その点、日本は、いやオートリは上手くやった。我が連邦から大量の資源を買い付けるという方法で、明確に我々の側に付いた。保護貿易主義者どもはオーストラリアに泣き付かれ、日本を締め出す事が出来なくなった。半ば自らを差し出す事でのアメリカとの関係といい、少しばかり自身の祖国への献身が過ぎるとも感じる。だからこればかりは脱帽だし、心からの敬意を表するよ」
「過分な評価です。私どもは商人ですから、自由貿易を何よりも信奉しているだけです」
「自由貿易か。ほんの数年前までは当たり前だったが、もはや懐かしさすら覚える言葉となった」
「ですが、いずれ必ず復活します」
「それはお告げか何かかな?」
「いいえ。誰もが望み、叶えようとする事は間違いないからです。ただ、押し寄せつつある暗雲が通り過ぎるまでは、難しいかもしれません」
「暗雲か。初めて会った時も、そんな言葉を交わしたな。そして言葉通り、暗雲は到来しつつある。まったくもって驚きでしかない。しかも私は、その暗雲に対抗する策すら乞おうとしている。
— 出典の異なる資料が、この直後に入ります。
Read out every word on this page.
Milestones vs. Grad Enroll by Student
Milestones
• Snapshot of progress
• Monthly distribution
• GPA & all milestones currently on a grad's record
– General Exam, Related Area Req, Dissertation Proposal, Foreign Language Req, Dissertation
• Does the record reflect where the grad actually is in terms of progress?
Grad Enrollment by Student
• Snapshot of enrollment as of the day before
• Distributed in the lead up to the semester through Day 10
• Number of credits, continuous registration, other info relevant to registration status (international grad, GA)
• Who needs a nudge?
ちなみに、あなたとしてはどうなるのが理想かお伺いしてもいいかな?」
ここで話はひと段落らしく、少し砕けた口調になった。
一番大事な話も済んだから、しばらく雑談しようって感じだ。
ウィンストン・チャーチル:
1937年時点でも、まだ普通の議員をしている。
戦時にならないと、役に立たない人、表舞台に立てない人。
ちょっとポンコツなところが、この人らしい。
でも、この人を書いていると楽しい。
天翔ける騎士達:
チェンバレン内閣の頃から、平時レベルだが防空関連予算は出し惜しみはしていない。
チャーチルの仕事は残っているのか、というレベルかもしれない。
遠くを見通す電子の目:
当時電子先進国だったイギリスは、1930年台半ばからレーダーの開発は本格化して、1937年に初期のレーダーサイトのシステムが完成している。
その後進歩して、ドイツ空軍を効率的に迎え撃つことが出来た。
ハンども:
ハン=フン族=破壊者、野蛮人。ドイツの蔑称の一つ。
日本人が聞くとフンよりハンと聞こえやすい気がする。
ドイツ人の蔑称は、他にクラウツ、フリッツなどがある。